There is ongoing and intensive engagement each month between officials of my Department, DPER and the HSE in the context of regular monitoring of expenditure. The HSE is pro-actively engaged in internal efforts to maximise savings and cost containment plans and to ensure that additional measures are identified and safely implemented to mitigate any projected deficits which are within HSE direct control, while engaging on an ongoing basis with my Department.

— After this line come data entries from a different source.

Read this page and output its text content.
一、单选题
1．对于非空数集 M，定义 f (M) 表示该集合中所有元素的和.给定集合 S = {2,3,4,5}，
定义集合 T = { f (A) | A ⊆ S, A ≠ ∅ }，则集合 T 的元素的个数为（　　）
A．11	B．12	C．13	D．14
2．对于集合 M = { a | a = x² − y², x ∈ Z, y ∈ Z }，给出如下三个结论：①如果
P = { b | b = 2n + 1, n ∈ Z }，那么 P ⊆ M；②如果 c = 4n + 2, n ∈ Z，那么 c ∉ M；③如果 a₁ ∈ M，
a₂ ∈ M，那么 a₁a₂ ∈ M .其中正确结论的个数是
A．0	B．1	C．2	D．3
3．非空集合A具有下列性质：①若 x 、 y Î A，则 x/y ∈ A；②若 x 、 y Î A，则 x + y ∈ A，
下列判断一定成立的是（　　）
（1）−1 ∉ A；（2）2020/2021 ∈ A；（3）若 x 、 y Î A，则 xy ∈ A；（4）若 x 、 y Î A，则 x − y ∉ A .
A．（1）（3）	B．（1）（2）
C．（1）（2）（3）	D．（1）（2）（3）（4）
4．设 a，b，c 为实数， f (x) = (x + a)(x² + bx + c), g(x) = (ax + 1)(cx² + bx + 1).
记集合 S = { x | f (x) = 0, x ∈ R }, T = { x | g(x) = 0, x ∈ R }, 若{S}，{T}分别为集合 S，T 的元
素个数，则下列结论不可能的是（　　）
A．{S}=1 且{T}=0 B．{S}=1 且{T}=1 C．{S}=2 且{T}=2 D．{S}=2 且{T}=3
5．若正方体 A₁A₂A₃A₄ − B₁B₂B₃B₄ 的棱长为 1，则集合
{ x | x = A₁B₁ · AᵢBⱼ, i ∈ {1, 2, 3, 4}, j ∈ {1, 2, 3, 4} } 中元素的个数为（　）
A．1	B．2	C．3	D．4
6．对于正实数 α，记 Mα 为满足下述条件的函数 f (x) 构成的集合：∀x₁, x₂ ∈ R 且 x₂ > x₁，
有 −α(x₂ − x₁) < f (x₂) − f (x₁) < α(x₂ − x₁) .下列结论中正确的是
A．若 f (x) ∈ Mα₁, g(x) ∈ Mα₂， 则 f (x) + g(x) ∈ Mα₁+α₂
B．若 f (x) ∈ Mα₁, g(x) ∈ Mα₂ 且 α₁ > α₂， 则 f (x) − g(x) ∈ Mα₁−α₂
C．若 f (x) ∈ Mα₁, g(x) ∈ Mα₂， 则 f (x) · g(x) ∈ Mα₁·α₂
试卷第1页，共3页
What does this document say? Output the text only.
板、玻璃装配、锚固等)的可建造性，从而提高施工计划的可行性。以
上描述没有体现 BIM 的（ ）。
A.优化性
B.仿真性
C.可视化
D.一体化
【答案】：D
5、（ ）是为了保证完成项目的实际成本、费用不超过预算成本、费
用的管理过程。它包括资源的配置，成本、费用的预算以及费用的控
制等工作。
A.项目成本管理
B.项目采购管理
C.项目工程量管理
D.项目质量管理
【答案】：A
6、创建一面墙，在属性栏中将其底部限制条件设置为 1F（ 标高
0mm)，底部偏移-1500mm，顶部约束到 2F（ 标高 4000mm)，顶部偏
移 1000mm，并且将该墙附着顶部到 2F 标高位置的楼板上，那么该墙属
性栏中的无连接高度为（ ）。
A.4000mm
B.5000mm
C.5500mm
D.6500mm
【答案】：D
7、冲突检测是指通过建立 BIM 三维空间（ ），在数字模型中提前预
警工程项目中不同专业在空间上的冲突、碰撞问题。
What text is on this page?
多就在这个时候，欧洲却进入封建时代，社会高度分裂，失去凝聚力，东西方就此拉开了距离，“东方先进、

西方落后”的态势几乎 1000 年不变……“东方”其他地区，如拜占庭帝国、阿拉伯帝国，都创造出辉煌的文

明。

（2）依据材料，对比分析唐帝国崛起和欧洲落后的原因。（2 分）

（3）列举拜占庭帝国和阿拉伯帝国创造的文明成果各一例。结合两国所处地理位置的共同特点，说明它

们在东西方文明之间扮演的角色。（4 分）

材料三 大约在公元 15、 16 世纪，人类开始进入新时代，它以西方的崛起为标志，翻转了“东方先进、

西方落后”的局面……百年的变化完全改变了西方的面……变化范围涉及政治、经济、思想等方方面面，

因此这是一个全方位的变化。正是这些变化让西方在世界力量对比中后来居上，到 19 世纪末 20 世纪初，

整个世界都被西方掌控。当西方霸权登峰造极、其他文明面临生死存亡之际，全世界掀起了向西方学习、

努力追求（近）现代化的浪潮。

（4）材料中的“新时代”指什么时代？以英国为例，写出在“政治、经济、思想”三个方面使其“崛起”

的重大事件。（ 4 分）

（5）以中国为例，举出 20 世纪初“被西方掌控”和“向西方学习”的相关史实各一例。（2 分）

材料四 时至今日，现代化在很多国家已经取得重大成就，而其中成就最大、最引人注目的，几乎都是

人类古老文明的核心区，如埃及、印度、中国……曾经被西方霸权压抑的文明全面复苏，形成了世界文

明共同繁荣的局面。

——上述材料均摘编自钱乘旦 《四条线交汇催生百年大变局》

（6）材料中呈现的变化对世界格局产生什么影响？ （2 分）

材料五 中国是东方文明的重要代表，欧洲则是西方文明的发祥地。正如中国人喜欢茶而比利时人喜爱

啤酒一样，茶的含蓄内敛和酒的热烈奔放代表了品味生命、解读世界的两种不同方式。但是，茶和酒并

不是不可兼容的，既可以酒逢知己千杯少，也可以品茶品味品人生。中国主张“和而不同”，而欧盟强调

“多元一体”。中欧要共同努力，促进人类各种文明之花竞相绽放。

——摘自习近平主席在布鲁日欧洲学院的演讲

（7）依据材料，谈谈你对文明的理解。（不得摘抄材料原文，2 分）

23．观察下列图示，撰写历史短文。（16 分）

I would also like to assure the Deputy that the National Director for Acute Hospitals has written to all hospital groups/hospitals setting out clear key messages around the need to reduce costs safely and to submit additional cost containment plans. Additionally, a full round of high level performance assurance meetings has been completed and another round is starting. The Director General has met the Board Chairs, CEO’s and Clinical Directors of the 10 hospital groups / hospitals with the greatest financial challenges to ensure the messaging is explicit right up to board level in terms of the hierarchy of performance management priorities - i.e. service safety and quality first, financial management next and then all other priorities come behind these including elective access for non-clinically urgent cases.

Work is ongoing between the HSE and my Department on finalising projections to year end based on data for the first four months of 2014, in tandem with assessment of performance in the same period and risk to year end within its cost containment plans. It would be premature for me to comment further at this stage, pending the outcome of this work, but as the HSE has indicated, the scale of the risk and challenge in achieving financial breakeven by year end remains extremely significant as predicted in the NSP 2014.